Traite des êtres humains

La traite des êtres humains constitue une grave violation des droits fondamentaux que le gouvernement veut combattre à travers une approche multidisciplinaire préconisée par les organisations internationales (ONU, UE, OSCE, Conseil de l’Europe).

Le ministère de l’Egalité des chances doit assurer la prise en charge et l’assistance des victimes en coopération avec les associations conventionnées des ministères de l’Egalité des chances et de la Famille et de l’Intégration sur base de la loi du 8 mai 2009 sur l’assistance, la protection et la sécurité des victimes de la traite des êtres humains et modifiant le Nouveau Code de procédure civile. Cette loi prévoit également la création d’un comité « Traite » chargé de la mise en place du suivi de la lutte contre la traite et de la coordination des activités de prévention et de l’évaluation du phénomène de la traite.

Notons encore que d’autres acteurs sont concernés par la lutte contre la traite des êtres humains.

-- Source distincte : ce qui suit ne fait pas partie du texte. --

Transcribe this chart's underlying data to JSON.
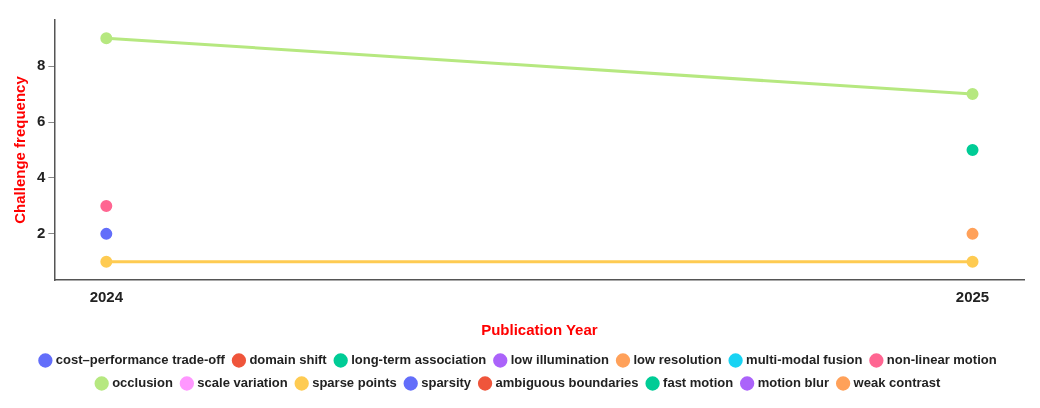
{
  "chart_data": {
    "type": "line",
    "xlabel": "Publication Year",
    "ylabel": "Challenge frequency",
    "x": [
      2024,
      2025
    ],
    "xlim": [
      2023.94,
      2025.06
    ],
    "xticks": [
      2024,
      2025
    ],
    "ylim": [
      0.35,
      9.65
    ],
    "yticks": [
      2,
      4,
      6,
      8
    ],
    "grid": false,
    "legend": "bottom",
    "marker": "circle",
    "line_style": "solid",
    "series": [
      {
        "name": "cost–performance trade-off",
        "color": "#636efa",
        "values": [
          null,
          null
        ]
      },
      {
        "name": "domain shift",
        "color": "#ef553b",
        "values": [
          null,
          null
        ]
      },
      {
        "name": "long-term association",
        "color": "#00cc96",
        "values": [
          null,
          null
        ]
      },
      {
        "name": "low illumination",
        "color": "#ab63fa",
        "values": [
          null,
          null
        ]
      },
      {
        "name": "low resolution",
        "color": "#ffa15a",
        "values": [
          null,
          null
        ]
      },
      {
        "name": "multi-modal fusion",
        "color": "#19d3f3",
        "values": [
          null,
          null
        ]
      },
      {
        "name": "non-linear motion",
        "color": "#ff6692",
        "values": [
          3,
          null
        ]
      },
      {
        "name": "occlusion",
        "color": "#b6e880",
        "values": [
          9,
          7
        ]
      },
      {
        "name": "scale variation",
        "color": "#ff97ff",
        "values": [
          null,
          null
        ]
      },
      {
        "name": "sparse points",
        "color": "#fecb52",
        "values": [
          1,
          1
        ]
      },
      {
        "name": "sparsity",
        "color": "#636efa",
        "values": [
          2,
          null
        ]
      },
      {
        "name": "ambiguous boundaries",
        "color": "#ef553b",
        "values": [
          null,
          null
        ]
      },
      {
        "name": "fast motion",
        "color": "#00cc96",
        "values": [
          null,
          5
        ]
      },
      {
        "name": "motion blur",
        "color": "#ab63fa",
        "values": [
          null,
          null
        ]
      },
      {
        "name": "weak contrast",
        "color": "#ffa15a",
        "values": [
          null,
          2
        ]
      }
    ]
  }
}
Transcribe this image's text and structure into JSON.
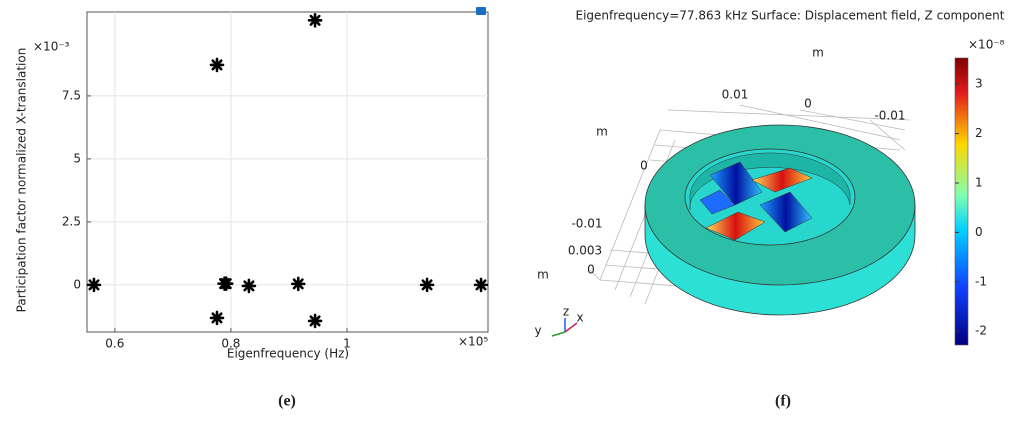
{
  "chart_data": [
    {
      "type": "scatter",
      "label": "(e)",
      "x_label": "Eigenfrequency (Hz)",
      "y_label": "Participation factor normalized X-translation",
      "x_exponent": "×10⁵",
      "y_exponent": "×10⁻³",
      "x": [
        0.564,
        0.776,
        0.945,
        0.776,
        0.789,
        0.792,
        0.831,
        0.916,
        0.945,
        1.138,
        1.231
      ],
      "values": [
        0,
        8.73,
        10.5,
        -1.31,
        0.05,
        0.05,
        -0.04,
        0.04,
        -1.43,
        0,
        0
      ],
      "color": "#000000",
      "xlim": [
        0.552,
        1.243
      ],
      "ylim": [
        -1.87,
        10.83
      ],
      "xticks": [
        0.6,
        0.8,
        1
      ],
      "yticks": [
        0,
        2.5,
        5,
        7.5
      ],
      "grid": true
    },
    {
      "type": "surface",
      "label": "(f)",
      "title": "Eigenfrequency=77.863 kHz Surface: Displacement field, Z component",
      "colorbar_exponent": "×10⁻⁸",
      "colorbar_lim": [
        -2.28,
        3.53
      ],
      "colorbar_ticks": [
        3,
        2,
        1,
        0,
        -1,
        -2
      ],
      "axis_labels": [
        "m",
        "0.01",
        "0",
        "-0.01",
        "m",
        "0",
        "-0.01",
        "0.003",
        "m",
        "0"
      ],
      "triad": [
        "z",
        "y",
        "x"
      ]
    }
  ]
}
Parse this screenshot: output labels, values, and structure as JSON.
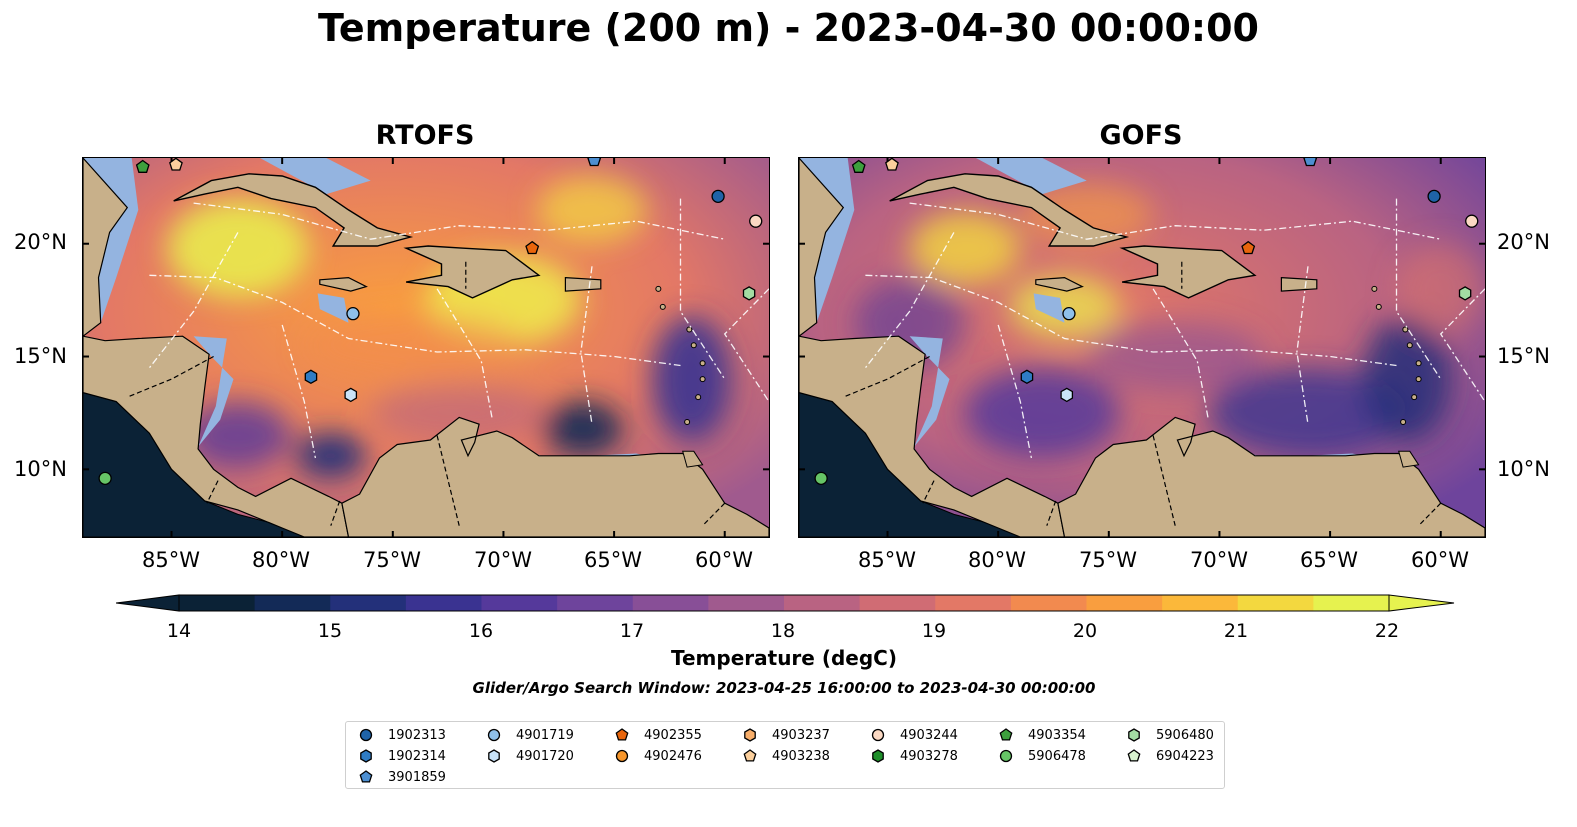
{
  "title": "Temperature (200 m) - 2023-04-30 00:00:00",
  "panels": [
    {
      "title": "RTOFS"
    },
    {
      "title": "GOFS"
    }
  ],
  "map": {
    "lon_range": [
      -89,
      -58
    ],
    "lat_range": [
      7,
      23.8
    ],
    "lon_ticks": [
      "85°W",
      "80°W",
      "75°W",
      "70°W",
      "65°W",
      "60°W"
    ],
    "lat_ticks": [
      "20°N",
      "15°N",
      "10°N"
    ],
    "land_color": "#c8b08a",
    "shelf_color": "#94b4e0",
    "deep_pacific_color": "#0b2236"
  },
  "colorbar": {
    "title": "Temperature (degC)",
    "ticks": [
      "14",
      "15",
      "16",
      "17",
      "18",
      "19",
      "20",
      "21",
      "22"
    ],
    "range": [
      14,
      22
    ],
    "colors": [
      "#0b2236",
      "#132a57",
      "#23307a",
      "#3a3391",
      "#55399b",
      "#6e449c",
      "#884f97",
      "#a05a8e",
      "#b96382",
      "#d06c74",
      "#e37866",
      "#f28a4f",
      "#f99e3f",
      "#fbb83a",
      "#f3d83f",
      "#e6f24f"
    ]
  },
  "window_note": "Glider/Argo Search Window: 2023-04-25 16:00:00 to 2023-04-30 00:00:00",
  "floats": [
    {
      "id": "1902313",
      "marker": "circle",
      "color": "#1f63a8",
      "lon": -60.3,
      "lat": 22.1
    },
    {
      "id": "1902314",
      "marker": "hexagon",
      "color": "#2f7cc4",
      "lon": -78.7,
      "lat": 14.1
    },
    {
      "id": "3901859",
      "marker": "pentagon",
      "color": "#4d8fd1",
      "lon": -65.9,
      "lat": 23.7
    },
    {
      "id": "4901719",
      "marker": "circle",
      "color": "#8fc0ea",
      "lon": -76.8,
      "lat": 16.9
    },
    {
      "id": "4901720",
      "marker": "hexagon",
      "color": "#c9e3f8",
      "lon": -76.9,
      "lat": 13.3
    },
    {
      "id": "4902355",
      "marker": "pentagon",
      "color": "#e8650c",
      "lon": -68.7,
      "lat": 19.8
    },
    {
      "id": "4902476",
      "marker": "circle",
      "color": "#f7962b",
      "lon": null,
      "lat": null
    },
    {
      "id": "4903237",
      "marker": "hexagon",
      "color": "#f8ae6a",
      "lon": null,
      "lat": null
    },
    {
      "id": "4903238",
      "marker": "pentagon",
      "color": "#fbcf9c",
      "lon": -84.8,
      "lat": 23.5
    },
    {
      "id": "4903244",
      "marker": "circle",
      "color": "#fbd9c3",
      "lon": -58.6,
      "lat": 21.0
    },
    {
      "id": "4903278",
      "marker": "hexagon",
      "color": "#1f8f2a",
      "lon": null,
      "lat": null
    },
    {
      "id": "4903354",
      "marker": "pentagon",
      "color": "#3da03d",
      "lon": -86.3,
      "lat": 23.4
    },
    {
      "id": "5906478",
      "marker": "circle",
      "color": "#66c466",
      "lon": -88.0,
      "lat": 9.6
    },
    {
      "id": "5906480",
      "marker": "hexagon",
      "color": "#a3dca3",
      "lon": -58.9,
      "lat": 17.8
    },
    {
      "id": "6904223",
      "marker": "pentagon",
      "color": "#d9f2cf",
      "lon": null,
      "lat": null
    }
  ]
}
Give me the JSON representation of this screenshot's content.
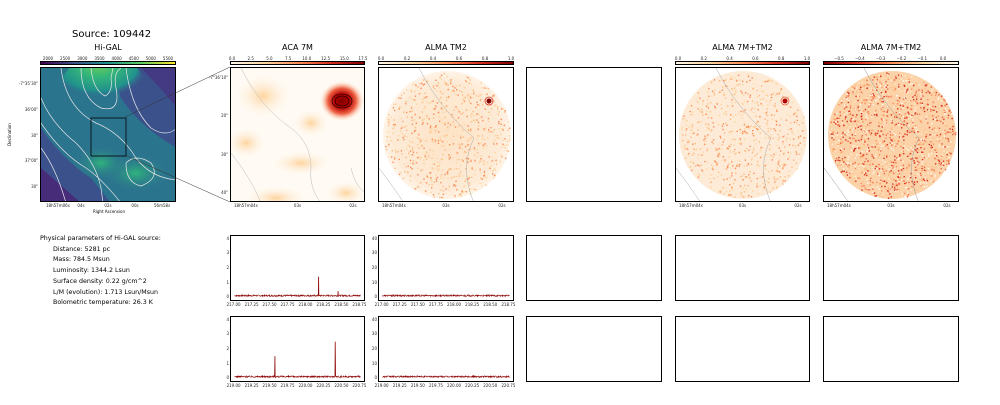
{
  "figure": {
    "title": "Source: 109442"
  },
  "panels": {
    "higal": {
      "title": "Hi-GAL",
      "colorbar_ticks": [
        "2000",
        "2500",
        "3000",
        "3500",
        "4000",
        "4500",
        "5000",
        "5500"
      ],
      "xlabel": "Right Ascension",
      "ylabel": "Declination",
      "xticks": [
        "18h57m06s",
        "04s",
        "02s",
        "00s",
        "56m58s"
      ],
      "yticks": [
        "-7°35'30\"",
        "36'00\"",
        "30\"",
        "37'00\"",
        "30\""
      ]
    },
    "aca": {
      "title": "ACA 7M",
      "colorbar_ticks": [
        "0.0",
        "2.5",
        "5.0",
        "7.5",
        "10.0",
        "12.5",
        "15.0",
        "17.5"
      ],
      "xticks": [
        "18h57m04s",
        "03s",
        "02s"
      ],
      "yticks": [
        "-7°36'10\"",
        "20\"",
        "30\"",
        "40\""
      ]
    },
    "alma_tm2": {
      "title": "ALMA TM2",
      "colorbar_ticks": [
        "0.0",
        "0.2",
        "0.4",
        "0.6",
        "0.8",
        "1.0"
      ],
      "xticks": [
        "18h57m04s",
        "03s",
        "02s"
      ]
    },
    "alma_combined_1": {
      "title": "ALMA 7M+TM2",
      "colorbar_ticks": [
        "0.0",
        "0.2",
        "0.4",
        "0.6",
        "0.8",
        "1.0"
      ],
      "xticks": [
        "18h57m04s",
        "03s",
        "02s"
      ]
    },
    "alma_combined_2": {
      "title": "ALMA 7M+TM2",
      "colorbar_ticks": [
        "−0.5",
        "−0.4",
        "−0.3",
        "−0.2",
        "−0.1",
        "0.0"
      ],
      "xticks": [
        "18h57m04s",
        "03s",
        "02s"
      ]
    }
  },
  "params": {
    "header": "Physical parameters of Hi-GAL source:",
    "distance": "Distance: 5281 pc",
    "mass": "Mass: 784.5 Msun",
    "luminosity": "Luminosity: 1344.2 Lsun",
    "surface_density": "Surface density: 0.22 g/cm^2",
    "lm": "L/M (evolution): 1.713 Lsun/Msun",
    "tbol": "Bolometric temperature: 26.3 K"
  },
  "colors": {
    "spectrum": "#8b0000",
    "viridis_low": "#440154",
    "viridis_high": "#fde725",
    "orange_low": "#fff7ec",
    "orange_high": "#7f0000"
  },
  "chart_data": [
    {
      "type": "line",
      "name": "spectrum-aca-row1",
      "x": [
        217.0,
        217.25,
        217.5,
        217.75,
        218.0,
        218.17,
        218.22,
        218.25,
        218.44,
        218.5,
        218.75
      ],
      "y": [
        0.1,
        0.1,
        0.1,
        0.1,
        0.1,
        1.4,
        0.1,
        0.1,
        0.4,
        0.1,
        0.1
      ],
      "xticks": [
        "217.00",
        "217.25",
        "217.50",
        "217.75",
        "218.00",
        "218.25",
        "218.50",
        "218.75"
      ],
      "yticks": [
        "0",
        "1",
        "2",
        "3",
        "4"
      ],
      "xlim": [
        216.95,
        218.8
      ],
      "ylim": [
        -0.2,
        4.2
      ]
    },
    {
      "type": "line",
      "name": "spectrum-alma-row1",
      "x": [
        217.0,
        217.5,
        218.0,
        218.5,
        218.75
      ],
      "y": [
        1,
        1,
        1,
        1,
        1
      ],
      "xticks": [
        "217.00",
        "217.25",
        "217.50",
        "217.75",
        "218.00",
        "218.25",
        "218.50",
        "218.75"
      ],
      "yticks": [
        "0",
        "10",
        "20",
        "30",
        "40"
      ],
      "xlim": [
        216.95,
        218.8
      ],
      "ylim": [
        -2,
        42
      ]
    },
    {
      "type": "line",
      "name": "spectrum-aca-row2",
      "x": [
        219.0,
        219.25,
        219.5,
        219.56,
        219.75,
        220.0,
        220.25,
        220.4,
        220.5,
        220.75
      ],
      "y": [
        0.1,
        0.1,
        0.1,
        1.5,
        0.1,
        0.1,
        0.1,
        2.5,
        0.1,
        0.1
      ],
      "xticks": [
        "219.00",
        "219.25",
        "219.50",
        "219.75",
        "220.00",
        "220.25",
        "220.50",
        "220.75"
      ],
      "yticks": [
        "0",
        "1",
        "2",
        "3",
        "4"
      ],
      "xlim": [
        218.95,
        220.8
      ],
      "ylim": [
        -0.2,
        4.2
      ]
    },
    {
      "type": "line",
      "name": "spectrum-alma-row2",
      "x": [
        219.0,
        219.5,
        220.0,
        220.25,
        220.5,
        220.75
      ],
      "y": [
        1,
        1,
        1,
        2,
        1,
        1
      ],
      "xticks": [
        "219.00",
        "219.25",
        "219.50",
        "219.75",
        "220.00",
        "220.25",
        "220.50",
        "220.75"
      ],
      "yticks": [
        "0",
        "10",
        "20",
        "30",
        "40"
      ],
      "xlim": [
        218.95,
        220.8
      ],
      "ylim": [
        -2,
        42
      ]
    }
  ]
}
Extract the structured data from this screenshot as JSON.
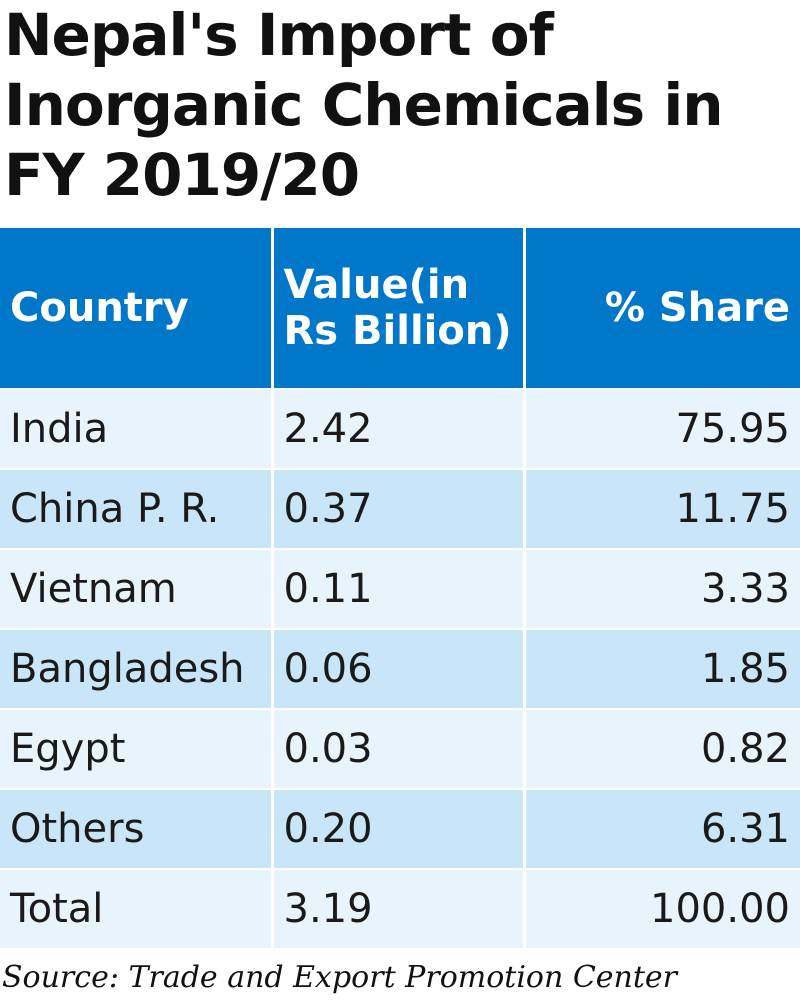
{
  "title_lines": [
    "Nepal's Import of",
    "Inorganic Chemicals in",
    "FY 2019/20"
  ],
  "colors": {
    "header_bg": "#0077c8",
    "row_light": "#e7f4fc",
    "row_dark": "#c9e6f8"
  },
  "chart_data": {
    "type": "table",
    "title": "Nepal's Import of Inorganic Chemicals in FY 2019/20",
    "columns": [
      "Country",
      "Value(in Rs Billion)",
      "% Share"
    ],
    "header_lines": [
      [
        "Country"
      ],
      [
        "Value(in",
        "Rs Billion)"
      ],
      [
        "% Share"
      ]
    ],
    "rows": [
      [
        "India",
        "2.42",
        "75.95"
      ],
      [
        "China P. R.",
        "0.37",
        "11.75"
      ],
      [
        "Vietnam",
        "0.11",
        "3.33"
      ],
      [
        "Bangladesh",
        "0.06",
        "1.85"
      ],
      [
        "Egypt",
        "0.03",
        "0.82"
      ],
      [
        "Others",
        "0.20",
        "6.31"
      ],
      [
        "Total",
        "3.19",
        "100.00"
      ]
    ]
  },
  "source": "Source: Trade and Export Promotion Center"
}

Le ministère de la Justice est en charge du volet législatif pénal incriminant la traite. Le ministère se charge ainsi des poursuites et de la mise sous tutelle des victimes mineures non accompagnées par le biais du ministère public. La Police judiciaire est chargée de l’identification des victimes, mène les enquêtes et assure l’encadrement immédiat des victimes pour organiser leur assistance, leur droit de séjour et leur protection. La direction de l’Immigration du ministère des Affaires étrangères est en charge des autorisations de séjour des victimes hors de l’Union Européenne.